Вариации на тему пролетарского гуманизма
Свыше месяца лубянские умельцы мастерили дело Комитета. Следственное производство усложняла неясная позиция высоких инстанций, не выражавших никаких пожеланий по такому конкретному поводу, как обхождение с арестованными представителями «реакционной» интеллигенции. Потому ли, что советским вельможам не довелось прийти к единому мнению относительно подследственных, или потому, что члены Комитета не вписывались ни в категорию заложников, ни в разряд врагов народа, или по какой-то совсем иной причине, но обращались с ними, по словам Кусковой, с вежливостью необыкновенной: «Всякое заявление наше, всякое замечание начальнику тюрьмы выслушивалось внимательно и обычно грубого отношения на себе мы не испытывали. Привычные приемы — вызовы по ночам, идиотские допросы без всякого смысла и соответствия с делом, все это было. Но общее отношение — величайшей корректности. Не знаю, чем объяснить»105.
В первой декаде октября чекисты отобрали все-таки на роли зачинщиков шестерых строптивцев, более других заслуживших справедливую, как всегда, расплату. Остальных членов Комитета, продержав для острастки в заточении от трех до семи недель, распустили по домам. Несколько подозрительных интеллигентов освободили под подписку о невыезде из Москвы до окончания следствия.
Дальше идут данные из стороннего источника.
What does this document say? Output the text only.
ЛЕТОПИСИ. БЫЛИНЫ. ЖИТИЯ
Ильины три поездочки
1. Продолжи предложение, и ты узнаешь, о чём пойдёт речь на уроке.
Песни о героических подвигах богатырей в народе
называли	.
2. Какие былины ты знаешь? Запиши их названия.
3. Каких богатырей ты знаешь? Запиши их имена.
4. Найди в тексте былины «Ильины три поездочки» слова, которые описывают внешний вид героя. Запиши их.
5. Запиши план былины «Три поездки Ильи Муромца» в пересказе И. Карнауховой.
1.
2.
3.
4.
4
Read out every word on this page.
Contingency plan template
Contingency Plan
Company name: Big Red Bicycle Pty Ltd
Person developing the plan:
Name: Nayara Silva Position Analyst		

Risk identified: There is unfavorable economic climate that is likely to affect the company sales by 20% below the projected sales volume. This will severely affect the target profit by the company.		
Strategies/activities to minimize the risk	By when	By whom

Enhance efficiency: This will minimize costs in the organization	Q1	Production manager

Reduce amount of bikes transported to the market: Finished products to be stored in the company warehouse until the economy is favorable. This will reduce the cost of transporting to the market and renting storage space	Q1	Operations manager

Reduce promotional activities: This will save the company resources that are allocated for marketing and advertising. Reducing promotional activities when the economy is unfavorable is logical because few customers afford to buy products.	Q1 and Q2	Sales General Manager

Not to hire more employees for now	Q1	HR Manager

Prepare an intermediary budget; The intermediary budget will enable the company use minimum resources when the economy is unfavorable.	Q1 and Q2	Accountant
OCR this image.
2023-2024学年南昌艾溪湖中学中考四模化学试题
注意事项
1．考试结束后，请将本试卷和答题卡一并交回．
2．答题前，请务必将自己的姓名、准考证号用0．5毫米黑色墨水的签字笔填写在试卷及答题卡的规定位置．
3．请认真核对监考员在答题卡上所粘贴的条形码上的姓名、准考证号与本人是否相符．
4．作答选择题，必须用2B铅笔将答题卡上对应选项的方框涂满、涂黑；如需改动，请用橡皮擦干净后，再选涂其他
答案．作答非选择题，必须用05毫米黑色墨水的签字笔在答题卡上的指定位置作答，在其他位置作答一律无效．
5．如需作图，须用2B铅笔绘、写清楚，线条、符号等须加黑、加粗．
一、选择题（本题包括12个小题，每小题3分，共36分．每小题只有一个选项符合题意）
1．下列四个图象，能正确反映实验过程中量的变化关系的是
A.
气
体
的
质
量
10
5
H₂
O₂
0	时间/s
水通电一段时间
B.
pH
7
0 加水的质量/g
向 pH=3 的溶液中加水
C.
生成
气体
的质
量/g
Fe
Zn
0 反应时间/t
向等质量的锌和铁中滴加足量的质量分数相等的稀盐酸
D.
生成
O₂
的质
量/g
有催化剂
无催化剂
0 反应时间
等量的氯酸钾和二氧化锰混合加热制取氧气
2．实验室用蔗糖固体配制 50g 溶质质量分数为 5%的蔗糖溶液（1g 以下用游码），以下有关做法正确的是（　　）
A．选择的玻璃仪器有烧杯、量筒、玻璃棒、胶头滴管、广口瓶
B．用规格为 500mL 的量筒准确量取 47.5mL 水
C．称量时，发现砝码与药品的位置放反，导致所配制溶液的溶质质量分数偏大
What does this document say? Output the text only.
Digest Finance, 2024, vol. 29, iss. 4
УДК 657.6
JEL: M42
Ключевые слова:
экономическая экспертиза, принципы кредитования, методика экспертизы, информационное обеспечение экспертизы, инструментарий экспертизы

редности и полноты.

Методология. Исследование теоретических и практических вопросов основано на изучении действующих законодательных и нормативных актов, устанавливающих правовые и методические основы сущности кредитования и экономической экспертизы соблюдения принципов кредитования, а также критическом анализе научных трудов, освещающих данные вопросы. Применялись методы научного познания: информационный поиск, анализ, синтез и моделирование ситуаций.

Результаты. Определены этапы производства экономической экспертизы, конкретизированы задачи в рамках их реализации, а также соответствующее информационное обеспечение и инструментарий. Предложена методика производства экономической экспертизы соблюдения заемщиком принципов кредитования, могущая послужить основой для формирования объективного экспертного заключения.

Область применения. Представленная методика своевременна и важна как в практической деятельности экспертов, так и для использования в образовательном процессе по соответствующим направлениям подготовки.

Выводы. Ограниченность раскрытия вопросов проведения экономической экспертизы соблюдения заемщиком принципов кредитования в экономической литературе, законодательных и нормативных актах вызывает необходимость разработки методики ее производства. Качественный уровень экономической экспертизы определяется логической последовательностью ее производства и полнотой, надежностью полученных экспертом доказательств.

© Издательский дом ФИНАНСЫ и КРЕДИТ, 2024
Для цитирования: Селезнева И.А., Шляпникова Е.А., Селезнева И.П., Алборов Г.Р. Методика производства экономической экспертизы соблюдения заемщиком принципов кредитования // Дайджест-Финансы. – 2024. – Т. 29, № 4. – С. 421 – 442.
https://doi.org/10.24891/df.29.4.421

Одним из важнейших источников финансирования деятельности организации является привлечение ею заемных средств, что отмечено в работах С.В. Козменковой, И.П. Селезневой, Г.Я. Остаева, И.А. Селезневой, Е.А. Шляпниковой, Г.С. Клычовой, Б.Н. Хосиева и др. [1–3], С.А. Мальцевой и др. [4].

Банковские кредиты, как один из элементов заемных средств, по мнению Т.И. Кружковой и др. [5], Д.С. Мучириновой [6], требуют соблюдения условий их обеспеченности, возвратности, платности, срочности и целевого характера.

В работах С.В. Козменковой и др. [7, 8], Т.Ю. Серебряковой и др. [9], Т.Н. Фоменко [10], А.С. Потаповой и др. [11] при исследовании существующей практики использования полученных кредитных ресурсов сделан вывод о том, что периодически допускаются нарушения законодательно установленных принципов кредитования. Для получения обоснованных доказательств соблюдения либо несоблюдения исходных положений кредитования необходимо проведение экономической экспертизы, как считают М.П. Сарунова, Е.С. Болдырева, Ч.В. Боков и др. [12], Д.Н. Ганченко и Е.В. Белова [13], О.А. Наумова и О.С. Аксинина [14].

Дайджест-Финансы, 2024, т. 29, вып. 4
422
К числу зачинщиков и самых ярых крамольников отнесли первоначально профессора М.М. Щепкина — ректора Московского зоотехнического института. На допросе простодушный профессор признал, что в неофициальной обстановке отдельные члены Комитета позволяли себе порассуждать о возможности падения советской власти из-за голода и разрухи. Столь чудовищное преступление требовало, разумеется, примерного наказания, ибо различий между сомнениями человека, обладающего аналитическими способностями, и его действиями, создающими угрозу государственному строю, чекисты не постигали.
Под давлением Наркомата земледелия Ленин дважды (в начале сентября и в начале октября) адресовался к заместителю председателя ВЧК Уншлихту с деликатными запросами о перспективах смягчения участи нужного сельскому хозяйству профессора Щепкина. В первый раз важный чекист ответил категорическим отказом, а во второй — умилостивился, и 10 октября Президиум ВЧК постановил выпустить Щепкина на волю «с правом проживания в Смоленской, Владимирской и Московской губернии, в одном из мест по его усмотрению». Найти себе новое место жительства он не успел: 21 ноября 50-летний профессор скончался от сердечной недостаточности106.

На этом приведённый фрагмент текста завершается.